Sacramento River Paradox
Globally, overcapitalized regions extract more than their fair share of resources from undercapitalized regions. Water, the most vital resource after air, is no exception. Most residents in these regions go to bed thirsty every night, only to face a new fight for water in the morning. Conversely, most residents in overcapitalized regions need only take minimal notice of where their seemingly inexhaustible water supply comes from (so far).
With the "Sacramento River Paradox" Niemeyer seeks to direct our attention to the awesome Sacramento River, which quenches the thirst of 1/3 of all California residents, grows their food, and washes their bodies.
In a set of three images, Niemeyer visualizes the river's flow and water level throughout the Winter 2023 season. Flow and level are the result of snowmelt, temperature, wind and rainfall, connecting the most remote regions of California with the most densely populated urban centers. The images show this data through novel data visualizations. The left image in the triptych shows an AI forecast, the right image shows actual measurements, and the middle image shows the difference between the two.

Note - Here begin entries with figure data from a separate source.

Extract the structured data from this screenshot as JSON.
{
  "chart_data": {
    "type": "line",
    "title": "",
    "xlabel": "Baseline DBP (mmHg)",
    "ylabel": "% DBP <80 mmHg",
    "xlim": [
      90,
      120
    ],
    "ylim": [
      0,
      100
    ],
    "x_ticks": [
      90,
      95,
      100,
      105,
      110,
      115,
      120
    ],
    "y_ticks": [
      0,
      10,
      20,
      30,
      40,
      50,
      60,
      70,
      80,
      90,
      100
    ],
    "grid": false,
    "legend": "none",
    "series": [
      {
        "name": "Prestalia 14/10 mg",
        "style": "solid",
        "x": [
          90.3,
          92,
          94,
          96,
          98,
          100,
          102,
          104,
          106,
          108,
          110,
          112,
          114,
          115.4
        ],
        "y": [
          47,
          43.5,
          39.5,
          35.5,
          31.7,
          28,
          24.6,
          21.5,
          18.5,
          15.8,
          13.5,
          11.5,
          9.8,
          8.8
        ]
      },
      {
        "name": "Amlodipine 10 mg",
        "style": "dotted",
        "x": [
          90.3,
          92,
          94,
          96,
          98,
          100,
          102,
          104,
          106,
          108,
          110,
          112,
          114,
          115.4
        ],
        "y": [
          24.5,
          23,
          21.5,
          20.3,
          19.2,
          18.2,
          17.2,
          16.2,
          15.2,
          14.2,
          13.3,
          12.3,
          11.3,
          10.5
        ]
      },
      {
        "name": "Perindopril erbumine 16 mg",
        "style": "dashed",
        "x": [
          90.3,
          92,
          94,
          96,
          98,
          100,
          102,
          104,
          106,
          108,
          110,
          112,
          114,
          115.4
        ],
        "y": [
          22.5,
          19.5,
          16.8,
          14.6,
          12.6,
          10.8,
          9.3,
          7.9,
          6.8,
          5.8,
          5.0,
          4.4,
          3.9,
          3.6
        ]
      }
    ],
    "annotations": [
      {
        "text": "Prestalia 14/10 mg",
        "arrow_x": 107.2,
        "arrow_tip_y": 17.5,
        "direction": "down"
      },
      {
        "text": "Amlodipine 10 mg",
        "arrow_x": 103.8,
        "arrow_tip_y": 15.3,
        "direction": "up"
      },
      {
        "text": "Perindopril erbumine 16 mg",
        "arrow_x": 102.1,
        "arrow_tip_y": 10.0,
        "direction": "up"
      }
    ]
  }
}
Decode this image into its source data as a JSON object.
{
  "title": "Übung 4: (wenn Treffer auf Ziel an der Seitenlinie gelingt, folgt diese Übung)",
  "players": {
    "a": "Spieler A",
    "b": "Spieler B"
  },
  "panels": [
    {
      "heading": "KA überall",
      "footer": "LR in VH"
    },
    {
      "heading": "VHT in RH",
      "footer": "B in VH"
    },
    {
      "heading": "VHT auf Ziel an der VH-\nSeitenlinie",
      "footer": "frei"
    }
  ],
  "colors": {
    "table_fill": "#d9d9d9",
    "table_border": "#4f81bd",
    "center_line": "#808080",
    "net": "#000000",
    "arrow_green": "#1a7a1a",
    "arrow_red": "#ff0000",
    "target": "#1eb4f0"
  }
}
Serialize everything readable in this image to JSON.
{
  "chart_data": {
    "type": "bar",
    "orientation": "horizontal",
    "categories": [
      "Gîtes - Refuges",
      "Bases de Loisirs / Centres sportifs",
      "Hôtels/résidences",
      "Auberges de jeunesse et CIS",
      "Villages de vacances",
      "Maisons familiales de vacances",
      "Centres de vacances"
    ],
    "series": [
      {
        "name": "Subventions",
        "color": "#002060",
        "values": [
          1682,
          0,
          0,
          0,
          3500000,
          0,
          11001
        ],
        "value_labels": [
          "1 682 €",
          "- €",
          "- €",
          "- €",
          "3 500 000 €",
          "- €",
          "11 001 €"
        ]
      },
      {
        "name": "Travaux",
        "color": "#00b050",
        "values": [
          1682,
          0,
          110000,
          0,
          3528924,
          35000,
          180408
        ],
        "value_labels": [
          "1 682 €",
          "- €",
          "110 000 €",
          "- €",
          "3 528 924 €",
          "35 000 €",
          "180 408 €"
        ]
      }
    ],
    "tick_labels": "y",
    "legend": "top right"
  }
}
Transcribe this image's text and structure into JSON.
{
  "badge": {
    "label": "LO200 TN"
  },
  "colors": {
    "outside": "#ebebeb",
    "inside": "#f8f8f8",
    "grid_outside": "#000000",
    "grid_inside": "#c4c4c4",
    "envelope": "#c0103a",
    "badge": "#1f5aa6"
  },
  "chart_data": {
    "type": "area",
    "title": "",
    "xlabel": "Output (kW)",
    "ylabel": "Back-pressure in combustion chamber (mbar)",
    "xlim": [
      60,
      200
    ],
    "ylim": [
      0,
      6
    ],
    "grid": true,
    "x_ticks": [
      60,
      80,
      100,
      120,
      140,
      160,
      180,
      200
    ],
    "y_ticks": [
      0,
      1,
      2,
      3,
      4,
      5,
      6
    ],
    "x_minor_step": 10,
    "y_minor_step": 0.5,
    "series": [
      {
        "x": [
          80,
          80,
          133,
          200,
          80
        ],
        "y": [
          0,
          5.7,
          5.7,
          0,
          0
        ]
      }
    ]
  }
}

These nuanced representations of what we think will be and what actually is direct our attention to the life of the Sacramento River, the vital resource in our midst. Niemeyer intends for the images to serve as a portal of respect and gratitude for what lifelines the Sacramento River throws us every day. Only solid respect for local resources can inform equal respect for similar resources in other regions around the world.
Sometimes we give the least attention to the most important things.
Background
Since 2022, Niemeyer runs a Hydrocolonial Institute with Patrick Owuor and several other founding members. Our goal is to recognize the many flows of the many waters in our world in both scientific, social, techincal and poetic ways. We conduct long-term research projects in several regions, including California. Greg’s intention with the “Sacramento Paradox” is to study how water futures are informed by cultural, social and economic values. Of particular interest is our growing ability to predict water conditions, and therefore water security with AI. For this project, Niemeyer used TimeGPT to generate a forecast for several water condition channels related to the Sacramento River, including snowpack, rainfall, windspeed, temperature, flow and gage. The forecast is trained on decades of historical data which Niemeyer collected from openweather.com, the USGS, NOAA, and the CEDC. All data was processed in Python. Each channel includes 2160 data points for the hours included in the astronomical Winter season for 8 water measurement stations along the Sacramento River, from Mount Shasta to the San Francisco Bay.
While that seems like much data, it still is a sparse sample of the rivers’ complex flow and interaction with every chemical, every organism and every geological feature on its course. To emphasize the sampling, Greg Niemeyer interpolated the sparse data to represent the long and connected flow of the river. The resulting image is 2160 pixels wide and 2700 pixels tall. Each channel produces one black-and-white (L) image, which Greg uses as an alpha mask to control the amount of color that the channel contributes to the final image. Layered on top of each other, the colors add up to a rich representation of some of the seasonal and hydrological dynamics of the Sacramento River.
The forecast looks very different from the measured data. It shows the cyclical dynamics and the expected means somewhat accurately, but does not capture the wild swings of rain and wind. The measured data includes many errors and gaps, and it is a sparse sample. The difference between the forecast and the measurement reflects qualities of both, reflecting a possible future onto a partial past.